By Tom Ackerman
October 25, 2016
No chief executive of a Fortune 100 company has donated to the candidate who's promised phenomenal economic growth.
"Money is the mother's milk of politics."
It's an old saying that's never been truer than in this election.
But like so many aspects of this campaign, the conventional wisdom about money has been upended by reality.
A reality in which Democrat Hillary Clinton, standard-bearer of the supposed working-class party, has generated donations of more than $600m compared with $430m raised by and for her Republican opponent, plutocrat Donald Trump.
A reality in which Clinton has relied heavily on the deep pockets of billionaire hedge fund managers and banking CEOs; whereas not a single chief executive of a Fortune 100 company has donated to Trump, the candidate who's promised to unleash phenomenal economic growth thanks to his own financial brilliance.
A reality in which polls show Clinton holding a narrow edge among likely voters with household incomes of $100k or more - the top 10 percent.
Another survey found Clinton topping Trump 53 percent to 25 percent among those earning $250,000 or more.
It's a stark shift from 2012, when the financial elite cast 10 percent more votes for Republican Mitt Romney than for Barack Obama.
And a departure from half a century of more high-earner support for the Republican presidential contender than the Democrat.
Betraying their financial interests?
What might account for this class reversal? Not the candidates' differences over taxes.
Trump promises tax cuts for all, but would particularly slash corporate taxes and eliminate the estate tax, which affects only those who inherit about $5m or more ($11m left by a married couple).
Clinton, on the other hand, would raise taxes on high-income filers, repeal tax incentives for fossil fuel companies and increase estate and gift taxes.
So are the wealthy who favour Clinton betraying their own financial interests?
Not necessarily.
Stephen Kraus of the Ipsos Affluent Survey told the New York Times:
"The affluent vote seems to be more about the concerns over Donald Trump than the enthusiasm for Clinton."
Political paradox
The forecasting firm Oxford Economics looked at the candidates' agendas and concluded that if Trump put through all his policies the economy would invite another recession, losing $1 trillion and 4 million jobs within five years.
Under Clinton's proposals economic growth would still be sluggish but more jobs would be created, according to the same report.

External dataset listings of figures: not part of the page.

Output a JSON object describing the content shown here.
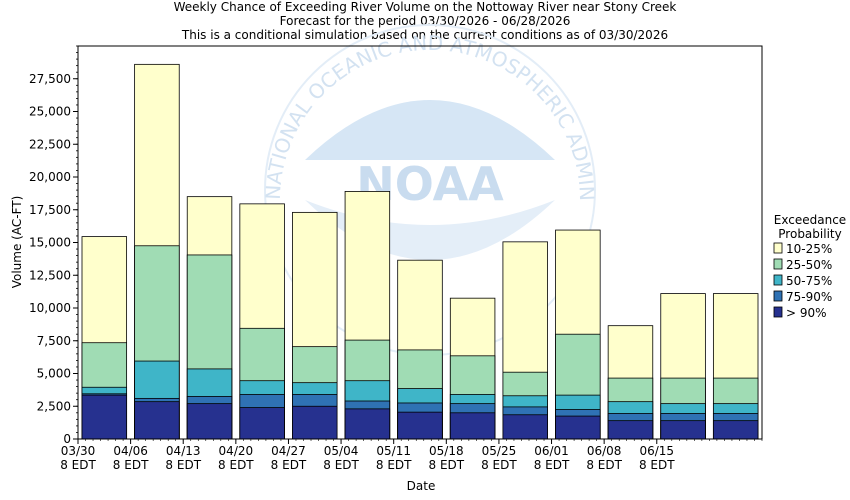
{
  "chart_data": {
    "type": "bar",
    "title_lines": [
      "Weekly Chance of Exceeding River Volume on the Nottoway River near Stony Creek",
      "Forecast for the period 03/30/2026 - 06/28/2026",
      "This is a conditional simulation based on the current conditions as of 03/30/2026"
    ],
    "xlabel": "Date",
    "ylabel": "Volume (AC-FT)",
    "ylim": [
      0,
      30000
    ],
    "yticks": [
      0,
      2500,
      5000,
      7500,
      10000,
      12500,
      15000,
      17500,
      20000,
      22500,
      25000,
      27500
    ],
    "ytick_labels": [
      "0",
      "2,500",
      "5,000",
      "7,500",
      "10,000",
      "12,500",
      "15,000",
      "17,500",
      "20,000",
      "22,500",
      "25,000",
      "27,500"
    ],
    "xtick_labels": [
      [
        "03/30",
        "8 EDT"
      ],
      [
        "04/06",
        "8 EDT"
      ],
      [
        "04/13",
        "8 EDT"
      ],
      [
        "04/20",
        "8 EDT"
      ],
      [
        "04/27",
        "8 EDT"
      ],
      [
        "05/04",
        "8 EDT"
      ],
      [
        "05/11",
        "8 EDT"
      ],
      [
        "05/18",
        "8 EDT"
      ],
      [
        "05/25",
        "8 EDT"
      ],
      [
        "06/01",
        "8 EDT"
      ],
      [
        "06/08",
        "8 EDT"
      ],
      [
        "06/15",
        "8 EDT"
      ]
    ],
    "legend_title": [
      "Exceedance",
      "Probability"
    ],
    "legend_position": "right",
    "weeks": 13,
    "series": [
      {
        "name": "> 90%",
        "color": "#26318f",
        "values": [
          3350,
          2850,
          2700,
          2400,
          2500,
          2300,
          2050,
          2000,
          1850,
          1750,
          1400,
          1400,
          1400
        ]
      },
      {
        "name": "75-90%",
        "color": "#2f72b4",
        "values": [
          3450,
          3100,
          3250,
          3400,
          3400,
          2900,
          2750,
          2700,
          2450,
          2250,
          1950,
          1950,
          1950
        ]
      },
      {
        "name": "50-75%",
        "color": "#3fb5c8",
        "values": [
          3950,
          5950,
          5350,
          4450,
          4300,
          4450,
          3850,
          3400,
          3300,
          3350,
          2850,
          2700,
          2700
        ]
      },
      {
        "name": "25-50%",
        "color": "#a0dcb4",
        "values": [
          7350,
          14750,
          14050,
          8450,
          7050,
          7550,
          6800,
          6350,
          5100,
          8000,
          4650,
          4650,
          4650
        ]
      },
      {
        "name": "10-25%",
        "color": "#ffffcc",
        "values": [
          15450,
          28600,
          18500,
          17950,
          17300,
          18900,
          13650,
          10750,
          15050,
          15950,
          8650,
          11100,
          11100
        ]
      }
    ],
    "legend_order": [
      "10-25%",
      "25-50%",
      "50-75%",
      "75-90%",
      "> 90%"
    ],
    "grid": false,
    "watermark_text": "NATIONAL OCEANIC AND ATMOSPHERIC ADMINISTRATION",
    "watermark_logo_text": "NOAA"
  }
}
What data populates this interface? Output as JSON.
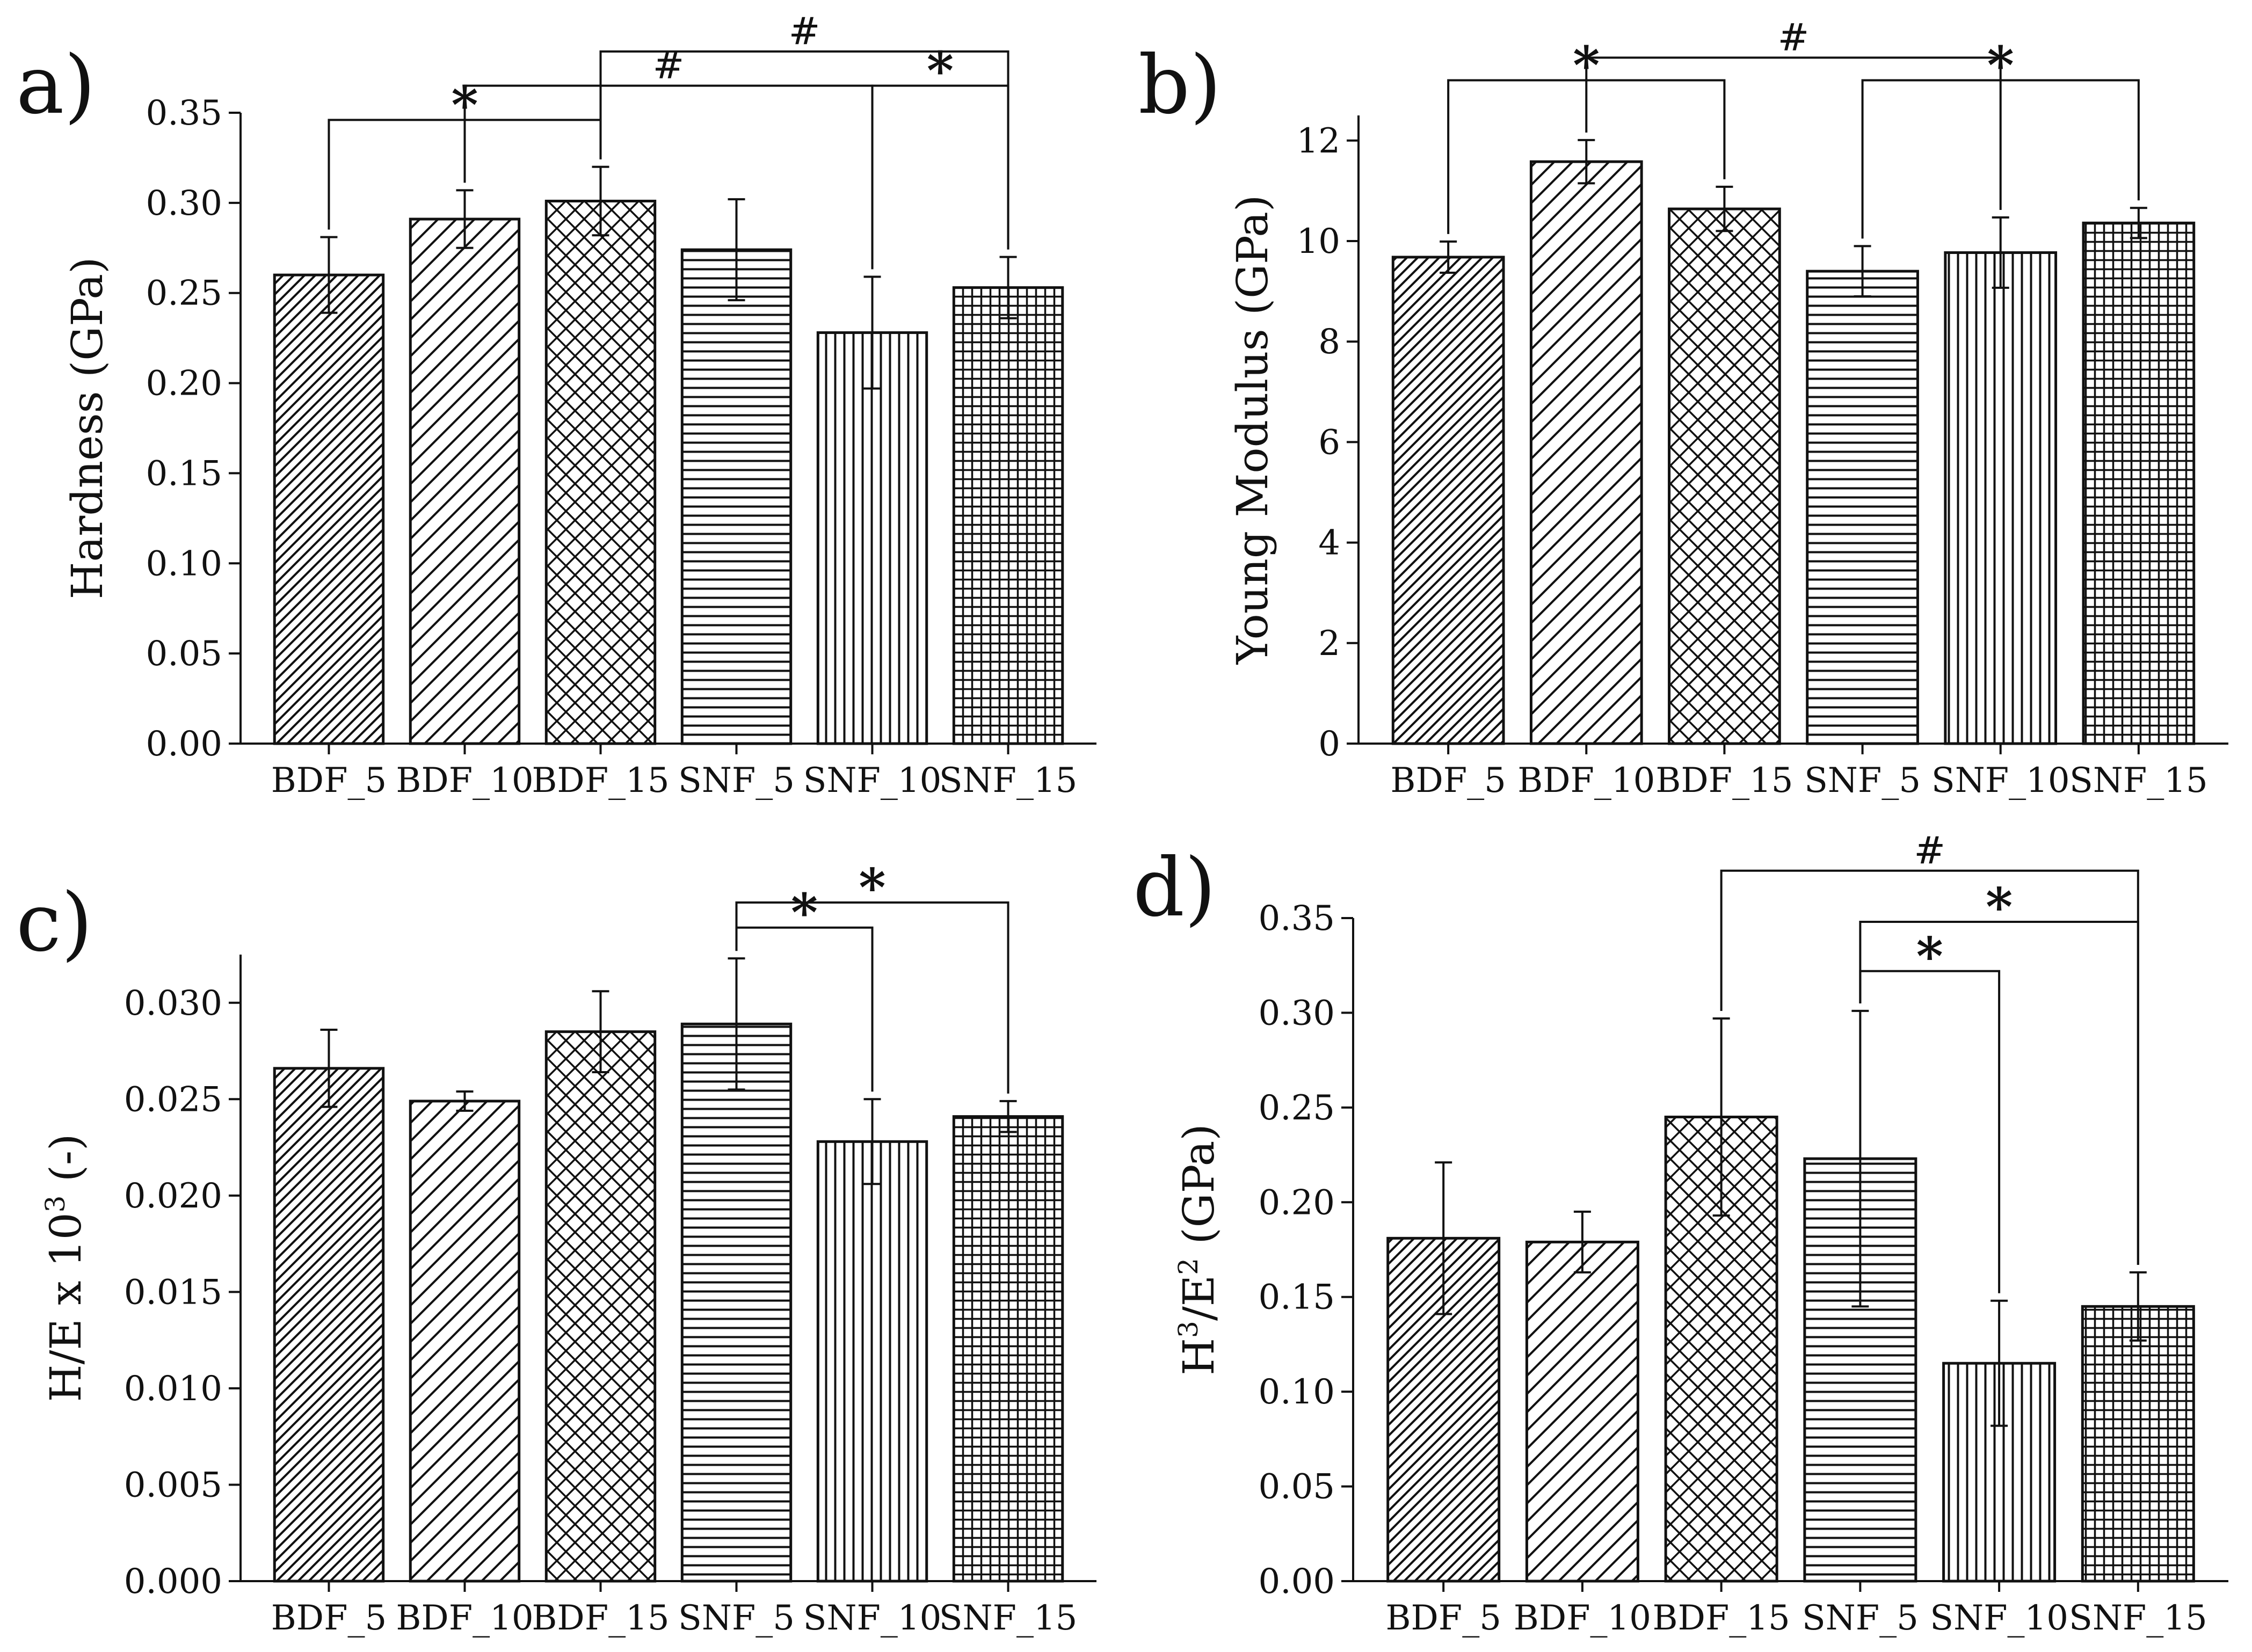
{
  "chart_data": [
    {
      "panel": "a)",
      "type": "bar",
      "ylabel": "Hardness (GPa)",
      "ylim": [
        0,
        0.35
      ],
      "yticks": [
        "0.00",
        "0.05",
        "0.10",
        "0.15",
        "0.20",
        "0.25",
        "0.30",
        "0.35"
      ],
      "categories": [
        "BDF_5",
        "BDF_10",
        "BDF_15",
        "SNF_5",
        "SNF_10",
        "SNF_15"
      ],
      "values": [
        0.26,
        0.291,
        0.301,
        0.274,
        0.228,
        0.253
      ],
      "errors": [
        0.021,
        0.016,
        0.019,
        0.028,
        0.031,
        0.017
      ],
      "patterns": [
        "dense-diagonal",
        "diagonal",
        "crosshatch",
        "horizontal",
        "vertical",
        "grid"
      ],
      "significance": [
        {
          "from": 0,
          "to": 2,
          "label": "*",
          "level": 0.346
        },
        {
          "from": 1,
          "to": 4,
          "label": "#",
          "level": 0.365
        },
        {
          "from": 2,
          "to": 5,
          "label": "#",
          "level": 0.384
        },
        {
          "from": 4,
          "to": 5,
          "label": "*",
          "level": 0.365
        }
      ]
    },
    {
      "panel": "b)",
      "type": "bar",
      "ylabel": "Young Modulus (GPa)",
      "ylim": [
        0,
        12.5
      ],
      "yticks": [
        "0",
        "2",
        "4",
        "6",
        "8",
        "10",
        "12"
      ],
      "categories": [
        "BDF_5",
        "BDF_10",
        "BDF_15",
        "SNF_5",
        "SNF_10",
        "SNF_15"
      ],
      "values": [
        9.68,
        11.58,
        10.64,
        9.4,
        9.77,
        10.36
      ],
      "errors": [
        0.31,
        0.43,
        0.44,
        0.5,
        0.7,
        0.3
      ],
      "patterns": [
        "dense-diagonal",
        "diagonal",
        "crosshatch",
        "horizontal",
        "vertical",
        "grid"
      ],
      "significance": [
        {
          "from": 0,
          "to": 2,
          "label": "*",
          "level": 13.2
        },
        {
          "from": 1,
          "to": 4,
          "label": "#",
          "level": 13.65
        },
        {
          "from": 3,
          "to": 5,
          "label": "*",
          "level": 13.2
        }
      ]
    },
    {
      "panel": "c)",
      "type": "bar",
      "ylabel": "H/E x 10",
      "ylabel_sup": "3",
      "ylabel_suffix": " (-)",
      "ylim": [
        0,
        0.0325
      ],
      "yticks": [
        "0.000",
        "0.005",
        "0.010",
        "0.015",
        "0.020",
        "0.025",
        "0.030"
      ],
      "categories": [
        "BDF_5",
        "BDF_10",
        "BDF_15",
        "SNF_5",
        "SNF_10",
        "SNF_15"
      ],
      "values": [
        0.0266,
        0.0249,
        0.0285,
        0.0289,
        0.0228,
        0.0241
      ],
      "errors": [
        0.002,
        0.0005,
        0.0021,
        0.0034,
        0.0022,
        0.0008
      ],
      "patterns": [
        "dense-diagonal",
        "diagonal",
        "crosshatch",
        "horizontal",
        "vertical",
        "grid"
      ],
      "significance": [
        {
          "from": 3,
          "to": 4,
          "label": "*",
          "level": 0.0339
        },
        {
          "from": 3,
          "to": 5,
          "label": "*",
          "level": 0.0352
        }
      ]
    },
    {
      "panel": "d)",
      "type": "bar",
      "ylabel": "H",
      "ylabel_sup": "3",
      "ylabel_mid": "/E",
      "ylabel_sup2": "2",
      "ylabel_suffix": " (GPa)",
      "ylim": [
        0,
        0.35
      ],
      "yticks": [
        "0.00",
        "0.05",
        "0.10",
        "0.15",
        "0.20",
        "0.25",
        "0.30",
        "0.35"
      ],
      "categories": [
        "BDF_5",
        "BDF_10",
        "BDF_15",
        "SNF_5",
        "SNF_10",
        "SNF_15"
      ],
      "values": [
        0.181,
        0.179,
        0.245,
        0.223,
        0.115,
        0.145
      ],
      "errors": [
        0.04,
        0.016,
        0.052,
        0.078,
        0.033,
        0.018
      ],
      "patterns": [
        "dense-diagonal",
        "diagonal",
        "crosshatch",
        "horizontal",
        "vertical",
        "grid"
      ],
      "significance": [
        {
          "from": 3,
          "to": 4,
          "label": "*",
          "level": 0.322
        },
        {
          "from": 3,
          "to": 5,
          "label": "*",
          "level": 0.348
        },
        {
          "from": 2,
          "to": 5,
          "label": "#",
          "level": 0.375
        }
      ]
    }
  ]
}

But beyond her ability to compete against a billionaire for the votes of the wealthy lies a political paradox.
It was Bernie Sanders who, notwithstanding his current support for her, explained what set the two apart during their hard-fought Democratic primary race.
"Our campaign," he said, "is funded by the people. To a significant degree, her campaign is funded by Wall Street and big money interests."
In fact, at least half the money raised by her and super-PACs that support Clinton has come in large sums.
Facebook co-founder and billionaire Dustin Moskovitz and his wife just pledged $20m to campaign groups supporting her.
It's a donation that would have been illegal until the US Supreme Court opened the floodgates by allowing individuals and corporations to make unlimited contributions to political groups so long as they are not directly coordinated with a candidate.
Yet among Clinton's campaign pledges, she promises to fight for a constitutional amendment that would overturn the court's ruling.
If she succeeds, the wide-open spigots wouldn't be shut off but the mother's milk of politics that have nurtured her so well might not flow quite so freely.